Segundo dois funcionários da administração citados pela reportagem, o telefone de Trump passou a receber chamadas contínuas e sucessivas. "É fora de controle", disse um deles, descrevendo uma circulação do número cada vez mais ampla. Outro colaborador afirmou que o Presidente chega a atender chamadas em sucessão, por vezes com dezenas de chamadas perdidas exibidas no visor.
Na reconstrução dos fatos, no início do segundo mandato o contato teria permanecido restrito a amigos próximos e a alguns repórteres selecionados, usados de forma parcimoniosa. Atualmente, ampliou-se o acesso e os auxiliares presidenciais teriam diminuído a vigilância sobre quem efetivamente telefoneia para o Presidente. Em reuniões de trabalho, é relatado que Trump por vezes deixa o seu iPhone apoiado sobre a mesa, recebendo uma série de notificações de números não salvos.

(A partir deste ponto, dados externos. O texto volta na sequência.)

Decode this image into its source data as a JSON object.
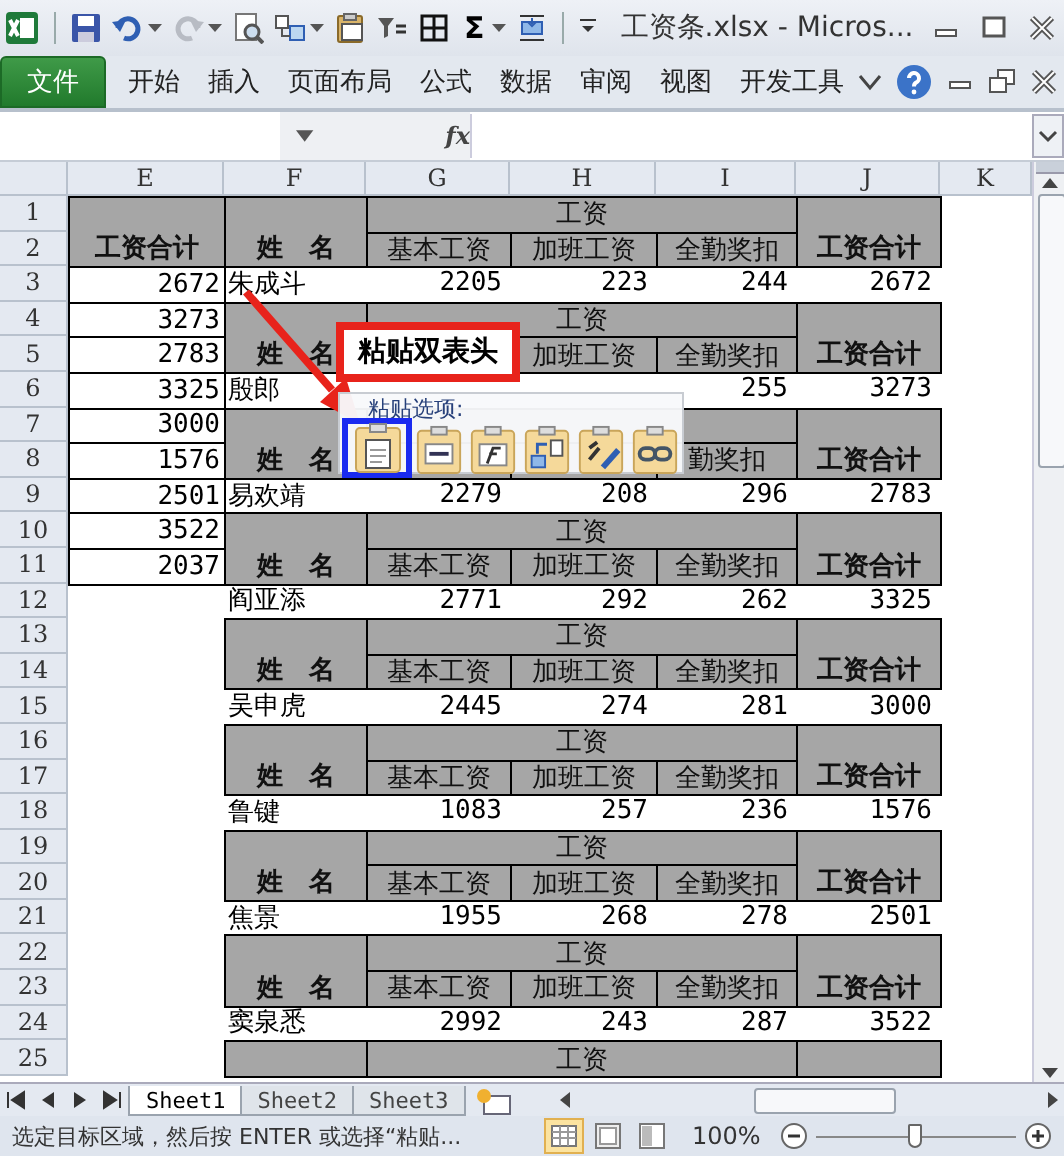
{
  "window": {
    "title": "工资条.xlsx  -  Micros...",
    "quick_access": [
      {
        "kind": "save"
      },
      {
        "kind": "undo"
      },
      {
        "kind": "dropdown"
      },
      {
        "kind": "redo"
      },
      {
        "kind": "dropdown"
      },
      {
        "kind": "preview"
      },
      {
        "kind": "layout"
      },
      {
        "kind": "dropdown"
      },
      {
        "kind": "clipboard"
      },
      {
        "kind": "filter"
      },
      {
        "kind": "borders"
      },
      {
        "kind": "sum",
        "label": "Σ"
      },
      {
        "kind": "dropdown"
      },
      {
        "kind": "insert"
      },
      {
        "kind": "customize"
      }
    ]
  },
  "ribbon": {
    "file_tab": "文件",
    "tabs": [
      "开始",
      "插入",
      "页面布局",
      "公式",
      "数据",
      "审阅",
      "视图",
      "开发工具"
    ]
  },
  "formula_bar": {
    "function_label": "fx"
  },
  "sheet": {
    "column_headers": [
      "E",
      "F",
      "G",
      "H",
      "I",
      "J",
      "K"
    ],
    "row_numbers": [
      "1",
      "2",
      "3",
      "4",
      "5",
      "6",
      "7",
      "8",
      "9",
      "10",
      "11",
      "12",
      "13",
      "14",
      "15",
      "16",
      "17",
      "18",
      "19",
      "20",
      "21",
      "22",
      "23",
      "24",
      "25"
    ],
    "total_column": {
      "header": "工资合计",
      "values": [
        "2672",
        "3273",
        "2783",
        "3325",
        "3000",
        "1576",
        "2501",
        "3522",
        "2037"
      ]
    },
    "sections": [
      {
        "kind": "header",
        "name_label": "姓　名",
        "group_label": "工资",
        "basic_label": "基本工资",
        "overtime_label": "加班工资",
        "attendance_label": "全勤奖扣",
        "total_label": "工资合计"
      },
      {
        "kind": "data",
        "name": "朱成斗",
        "basic": "2205",
        "overtime": "223",
        "attendance": "244",
        "total": "2672"
      },
      {
        "kind": "header",
        "name_label": "姓　名",
        "group_label": "工资",
        "overtime_label": "加班工资",
        "attendance_label": "全勤奖扣",
        "total_label": "工资合计"
      },
      {
        "kind": "data",
        "name": "殷郎",
        "attendance": "255",
        "total": "3273"
      },
      {
        "kind": "header",
        "name_label": "姓　名",
        "attendance_label": "勤奖扣",
        "total_label": "工资合计"
      },
      {
        "kind": "data",
        "name": "易欢靖",
        "basic": "2279",
        "overtime": "208",
        "attendance": "296",
        "total": "2783"
      },
      {
        "kind": "header",
        "name_label": "姓　名",
        "group_label": "工资",
        "basic_label": "基本工资",
        "overtime_label": "加班工资",
        "attendance_label": "全勤奖扣",
        "total_label": "工资合计"
      },
      {
        "kind": "data",
        "name": "阎亚添",
        "basic": "2771",
        "overtime": "292",
        "attendance": "262",
        "total": "3325"
      },
      {
        "kind": "header",
        "name_label": "姓　名",
        "group_label": "工资",
        "basic_label": "基本工资",
        "overtime_label": "加班工资",
        "attendance_label": "全勤奖扣",
        "total_label": "工资合计"
      },
      {
        "kind": "data",
        "name": "吴申虎",
        "basic": "2445",
        "overtime": "274",
        "attendance": "281",
        "total": "3000"
      },
      {
        "kind": "header",
        "name_label": "姓　名",
        "group_label": "工资",
        "basic_label": "基本工资",
        "overtime_label": "加班工资",
        "attendance_label": "全勤奖扣",
        "total_label": "工资合计"
      },
      {
        "kind": "data",
        "name": "鲁键",
        "basic": "1083",
        "overtime": "257",
        "attendance": "236",
        "total": "1576"
      },
      {
        "kind": "header",
        "name_label": "姓　名",
        "group_label": "工资",
        "basic_label": "基本工资",
        "overtime_label": "加班工资",
        "attendance_label": "全勤奖扣",
        "total_label": "工资合计"
      },
      {
        "kind": "data",
        "name": "焦景",
        "basic": "1955",
        "overtime": "268",
        "attendance": "278",
        "total": "2501"
      },
      {
        "kind": "header",
        "name_label": "姓　名",
        "group_label": "工资",
        "basic_label": "基本工资",
        "overtime_label": "加班工资",
        "attendance_label": "全勤奖扣",
        "total_label": "工资合计"
      },
      {
        "kind": "data",
        "name": "窦泉悉",
        "basic": "2992",
        "overtime": "243",
        "attendance": "287",
        "total": "3522"
      },
      {
        "kind": "header_top",
        "group_label": "工资"
      }
    ]
  },
  "callout": {
    "text": "粘贴双表头"
  },
  "paste_options": {
    "label": "粘贴选项:",
    "options": [
      {
        "kind": "paste",
        "selected": true
      },
      {
        "kind": "values",
        "selected": false
      },
      {
        "kind": "formulas",
        "selected": false
      },
      {
        "kind": "transpose",
        "selected": false
      },
      {
        "kind": "formatting",
        "selected": false
      },
      {
        "kind": "link",
        "selected": false
      }
    ]
  },
  "sheet_tabs": [
    {
      "label": "Sheet1",
      "selected": true
    },
    {
      "label": "Sheet2",
      "selected": false
    },
    {
      "label": "Sheet3",
      "selected": false
    }
  ],
  "status_bar": {
    "message": "选定目标区域，然后按 ENTER 或选择“粘贴...",
    "views": [
      {
        "kind": "normal",
        "selected": true
      },
      {
        "kind": "page_layout",
        "selected": false
      },
      {
        "kind": "page_break",
        "selected": false
      }
    ],
    "zoom": "100%",
    "zoom_slider": {
      "level": 0.5
    }
  }
}
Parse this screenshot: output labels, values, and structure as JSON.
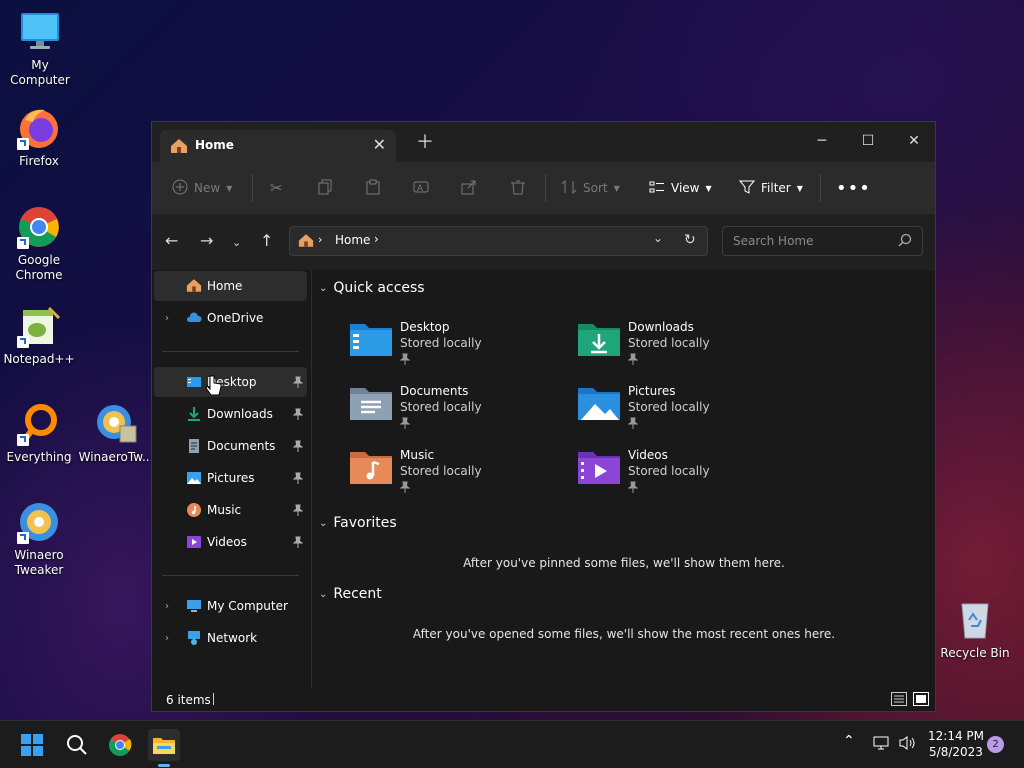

Em episódios pontuais, o Presidente recebeu até dez chamadas de jornalistas ao longo de duas horas. A resposta institucional tem sido deliberadamente contida: a Casa Branca não pretende limitar esse fluxo. "A ele agrada", disse um dos funcionários ao The Atlantic, acrescentando que Trump "sabe como lidar com a imprensa". A porta-voz Anna Kelly afirmou que o Presidente é "o mais transparente e acessível da história" e que os meios de comunicação "nunca têm o suficiente".
No entanto, nos bastidores cresce a inquietude. Assistentes temem que informações errôneas, teorias conspiratórias ou debates marginais sejam levados ao Presidente por interlocutores externos, obrigando a equipe a operar em regime de contenção. Preocupa também o impacto imediato das declarações espontâneas do chefe de Estado: segundo a apuração do The Atlantic, nas duas semanas seguintes ao ataque americano contra o Irã, Trump teria atendido cerca de quarenta telefonemas de repórteres de pelo menos uma dezena de veículos — entre eles ABC, CBS, CNN, Fox News, New York Times, Washington Post, Politico e a própria The Atlantic.
Naquela fase, a ausência de coletivas formais transformou o telefone pessoal do Presidente em uma fonte quase exclusiva de orientação para a imprensa. Respostas curtas e por vezes contraditórias alimentaram confusão. Um episódio ilustrativo foi a declaração telefônica a um veículo em que Trump afirmou que a guerra estava "praticamente concluída", frase que teve repercussões imediatas nos mercados e na agenda diplomática.
Do ponto de vista estratégico, estamos diante de um deslocamento relevante na tectônica de poder: o fio telefônico privado converte-se em eixo de influência não institucional. Em termos de cartografia da informação, esse fenômeno redesenha fronteiras invisíveis entre fontes oficiais e canais pessoais. Os efeitos potenciais são múltiplos — volatilidade em mercados, ruído na diplomacia e desgaste operacional para o aparato presidencial.
Como analista, insisto que o caso não é apenas uma curiosidade de bastidores, mas um movimento decisivo no tabuleiro da comunicação política contemporânea. A gestão desse fluxo exige alicerces institucionais mais robustos se se pretende evitar que decisões públicas e reações internacionais sejam moldadas por ligações telefônicas de momento. A lição é clara: na era dos contatos instantâneos, a estabilidade da informação depende não apenas da veracidade, mas da arquitetura que a protege.